Carrots cooked three ways.

Here's a veggie dish that heroes the humble carrot.

Carrot Puree, Roasted Carrot and Crispy Carrot

You will need:

  • Carrots…a lot of carrots!
  • Parsley
  • Garlic
  • Butter (optional)
  • Chilli flakes (optional)
  • Ground allspice
  • Orange juice
  • Salt
  • Pepper
  • Oil for frying
  • Olive oil for roasting
  • Basil leaves to garnish

For the puree:

  • 1 kg carrots, peeled, topped and tailed and sliced
  • 2 cloves garlic, peeled and chopped
  • 2 tbsp chopped parsley
  • 1/2 tsp ground allspice. (Can substitute cumin)
  • 1/2 tsp chilli flakes
  • 1 tbsp orange juice
  • 2 tbsp butter (or substitute 2 tbsp of the water carrots cooked in)
  • Salt
  • Black Pepper

Add chopped carrots to pan of boiling water, cook until soft (approx 20 mins).

Drain carrots (keeping aside some of the water if not using butter).

In a blender or food processor add carrots, garlic, herbs and spices, butter (or cooking water), orange juice, good pinch of salt and ground black pepper.

Blend till smooth. Add more butter or liquid if too stiff. (For a really smooth puree, pass through a sieve).

Season to taste.

For roasted carrots:

Three large carrots, peeled and cut into 3-inch cylinders.

Place carrots in an ovenproof dish with 2 tbsp olive oil, 2 chopped cloves of garlic. Make sure carrots are coated with oil.

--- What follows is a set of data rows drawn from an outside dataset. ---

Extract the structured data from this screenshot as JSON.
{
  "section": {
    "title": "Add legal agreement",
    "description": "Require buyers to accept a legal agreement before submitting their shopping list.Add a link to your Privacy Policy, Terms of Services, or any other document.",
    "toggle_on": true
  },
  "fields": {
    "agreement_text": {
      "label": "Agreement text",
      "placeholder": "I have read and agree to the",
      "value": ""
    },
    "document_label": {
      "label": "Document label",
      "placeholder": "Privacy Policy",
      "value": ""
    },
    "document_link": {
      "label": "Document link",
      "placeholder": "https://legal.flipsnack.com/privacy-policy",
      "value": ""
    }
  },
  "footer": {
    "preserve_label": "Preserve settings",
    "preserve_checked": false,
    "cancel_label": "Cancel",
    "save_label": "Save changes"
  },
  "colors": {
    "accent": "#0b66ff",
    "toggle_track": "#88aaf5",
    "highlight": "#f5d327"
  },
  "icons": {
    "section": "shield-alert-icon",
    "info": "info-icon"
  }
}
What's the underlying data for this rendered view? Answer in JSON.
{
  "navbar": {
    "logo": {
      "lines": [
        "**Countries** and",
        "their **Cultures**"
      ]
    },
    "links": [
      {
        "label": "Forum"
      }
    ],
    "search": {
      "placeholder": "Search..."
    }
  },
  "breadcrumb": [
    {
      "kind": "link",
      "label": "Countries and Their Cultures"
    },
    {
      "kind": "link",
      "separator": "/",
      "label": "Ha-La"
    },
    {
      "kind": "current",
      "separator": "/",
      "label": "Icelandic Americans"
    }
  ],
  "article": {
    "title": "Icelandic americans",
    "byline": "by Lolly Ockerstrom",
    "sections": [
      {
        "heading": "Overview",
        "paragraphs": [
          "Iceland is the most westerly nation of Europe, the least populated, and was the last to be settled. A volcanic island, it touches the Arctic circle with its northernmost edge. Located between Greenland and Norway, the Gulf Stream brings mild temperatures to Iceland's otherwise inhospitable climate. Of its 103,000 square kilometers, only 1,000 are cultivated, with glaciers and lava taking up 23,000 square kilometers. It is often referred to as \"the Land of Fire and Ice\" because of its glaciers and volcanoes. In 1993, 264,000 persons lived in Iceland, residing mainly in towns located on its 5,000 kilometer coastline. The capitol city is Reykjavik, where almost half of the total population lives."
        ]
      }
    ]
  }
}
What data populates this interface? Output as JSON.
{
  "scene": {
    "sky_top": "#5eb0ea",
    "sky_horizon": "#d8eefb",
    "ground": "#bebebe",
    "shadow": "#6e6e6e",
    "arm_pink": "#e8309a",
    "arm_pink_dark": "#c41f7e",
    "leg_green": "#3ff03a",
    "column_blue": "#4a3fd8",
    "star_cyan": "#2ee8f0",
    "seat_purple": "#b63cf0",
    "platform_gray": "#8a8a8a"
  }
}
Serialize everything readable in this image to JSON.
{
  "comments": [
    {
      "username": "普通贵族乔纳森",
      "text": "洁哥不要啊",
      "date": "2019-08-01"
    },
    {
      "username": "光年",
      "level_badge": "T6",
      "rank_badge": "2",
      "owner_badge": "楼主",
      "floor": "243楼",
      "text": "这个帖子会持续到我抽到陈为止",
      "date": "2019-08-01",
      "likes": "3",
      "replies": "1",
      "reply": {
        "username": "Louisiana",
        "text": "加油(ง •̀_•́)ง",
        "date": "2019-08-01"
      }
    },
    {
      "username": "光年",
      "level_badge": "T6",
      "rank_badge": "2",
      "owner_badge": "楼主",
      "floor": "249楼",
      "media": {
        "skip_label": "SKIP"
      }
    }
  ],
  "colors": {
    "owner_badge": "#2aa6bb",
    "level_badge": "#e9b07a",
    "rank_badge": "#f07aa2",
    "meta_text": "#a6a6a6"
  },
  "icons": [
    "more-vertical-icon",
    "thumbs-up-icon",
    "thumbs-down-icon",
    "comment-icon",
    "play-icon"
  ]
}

Roast in a preheated oven, turning occassionally, at 190c/375f for about 35 to 40 mins or until carrots are cooked through but not soft, and start to caramelise. Remove and drain any oil. Season with black pepper.

For crispy carrots:

Two carrots peeled, topped and tailed, cut lengthways very finely (2mm strips).

2 cloves garlic, cut into thin slices.

Oil for frying.

Add garlic to oil.

Heat 2 inches of oil in a heavy pan (or use deep fryer) to medium hot, a cube of bread should turn golden brown when hot enough.

Carefully lower a handful of sliced carrots into oil, fry until they begin to brown and crisp. Remove and drain on kitchen paper. Repeat until all strips are cooked. Season well with salt and pepper.

To serve:

Place three good tablespoons of puree onto a plate.

Take three roasted carrot cylinders and arrange onto the puree.

Add a handful of the crispy carrots over the top.

A few fresh or fried basil leaves make a nice garnish.